In short, the math appears to work. If it did not, there would be no excuse for both houses of the Legislature to propose extending the program.
Why are historic properties special? In one way, they aren't. Minnesota supports businesses with many varieties of grants, tax credits and other incentive programs. Among them: the Angel Tax Credit, tax increment financing, Opportunity Zones, Enterprise Zones, innovation grants, data center tax exemptions, incentives for young farmers, and more.
Tax credits that help put Minnesota's significant older buildings back in service for main street businesses make sense — not just because they can be beautiful connections to our communities' pasts and enhance our quality of life. Handled well, the tax credit program pays off financially as well.
Mankato Free Press. May 4, 2021.
Editorial: Transparency: Continue online public meetings
When the COVID pandemic began, city councils, county boards, school boards and other public bodies began airing their meetings online, including using Zoom, YouTube, public access television and via phone.
There were some glitches early on as local governments and the public learned to use the technology, but it has become a comfortable and convenient way for the public to watch their elected officials in action.
The practice should continue into the future, even after public bodies are allowed to meet in person and have citizens attend meetings in person.
Virtual meetings allow people to watch meetings they are interested in no matter where they might be at the time. Residents interested in a city council or county board meeting who may be out of the area or who have responsibilities that keep them at home are still able to listen in. People have also been able to call in and voice their opinions during public comment periods at meetings.
For those without transportation to get to city hall, the school district office or the county board room, they are still able to participate. Those who have physical difficulties can also easily be a part of their elected officials' meetings from the comfort of their home.
Already, some states are considering legislation that would make virtual meetings part of their open meeting laws. California is considering various proposals that would remove barriers to virtual meetings, such as current rules that require a quorum of elected officials to be physically within the boundaries of the jurisdiction. Other legislation would require public bodies to offer virtual access to meetings simultaneous with their normal in-person meetings.

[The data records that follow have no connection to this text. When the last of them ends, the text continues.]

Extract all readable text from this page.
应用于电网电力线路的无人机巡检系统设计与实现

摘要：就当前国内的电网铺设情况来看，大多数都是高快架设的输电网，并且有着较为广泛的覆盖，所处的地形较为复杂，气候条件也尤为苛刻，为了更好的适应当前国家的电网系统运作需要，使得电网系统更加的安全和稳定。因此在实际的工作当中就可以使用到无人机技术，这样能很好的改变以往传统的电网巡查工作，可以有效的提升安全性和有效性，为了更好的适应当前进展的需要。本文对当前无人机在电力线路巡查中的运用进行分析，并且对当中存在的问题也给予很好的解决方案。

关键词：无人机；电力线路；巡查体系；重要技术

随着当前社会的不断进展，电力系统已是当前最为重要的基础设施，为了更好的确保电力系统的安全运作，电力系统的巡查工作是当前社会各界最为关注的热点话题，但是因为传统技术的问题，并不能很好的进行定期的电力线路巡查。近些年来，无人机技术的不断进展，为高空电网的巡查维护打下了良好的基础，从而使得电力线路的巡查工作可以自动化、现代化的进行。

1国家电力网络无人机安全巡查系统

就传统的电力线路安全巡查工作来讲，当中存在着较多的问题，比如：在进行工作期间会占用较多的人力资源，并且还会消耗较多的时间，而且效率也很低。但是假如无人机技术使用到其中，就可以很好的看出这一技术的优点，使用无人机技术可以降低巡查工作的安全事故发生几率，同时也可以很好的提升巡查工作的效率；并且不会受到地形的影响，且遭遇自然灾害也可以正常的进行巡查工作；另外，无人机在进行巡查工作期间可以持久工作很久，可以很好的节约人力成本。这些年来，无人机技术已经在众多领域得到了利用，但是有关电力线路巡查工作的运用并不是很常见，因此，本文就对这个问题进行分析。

The virtual meetings of the past year have been allowed under part of the governor's emergency declarations. But not all public bodies in the state followed the spirit of the rules. A resident filed a complaint with the state after a St. Louis County school board continued to hold meetings with a quorum of members meeting in person but barring the public from attending in person.
While the board did allow residents to listen in on the meeting virtually, the Commissioner of Administration ruled they violated the Open Meeting Law as they chose to meet in person but only allowed remote attendance for the public.
The case shows that as public bodies have been allowed to air meetings virtually, some will try to find loopholes to limit full public participation. That's why the Legislature needs to clarify rules.
Lawmakers should refine the Open Meeting Law to encourage public bodies to continue allowing remote access once in-person meetings resume, while ensuring that local governments do not try to circumvent the spirit of the law to limit public access, whether in person or remotely.
Access to the business of public bodies should be as easy as possible.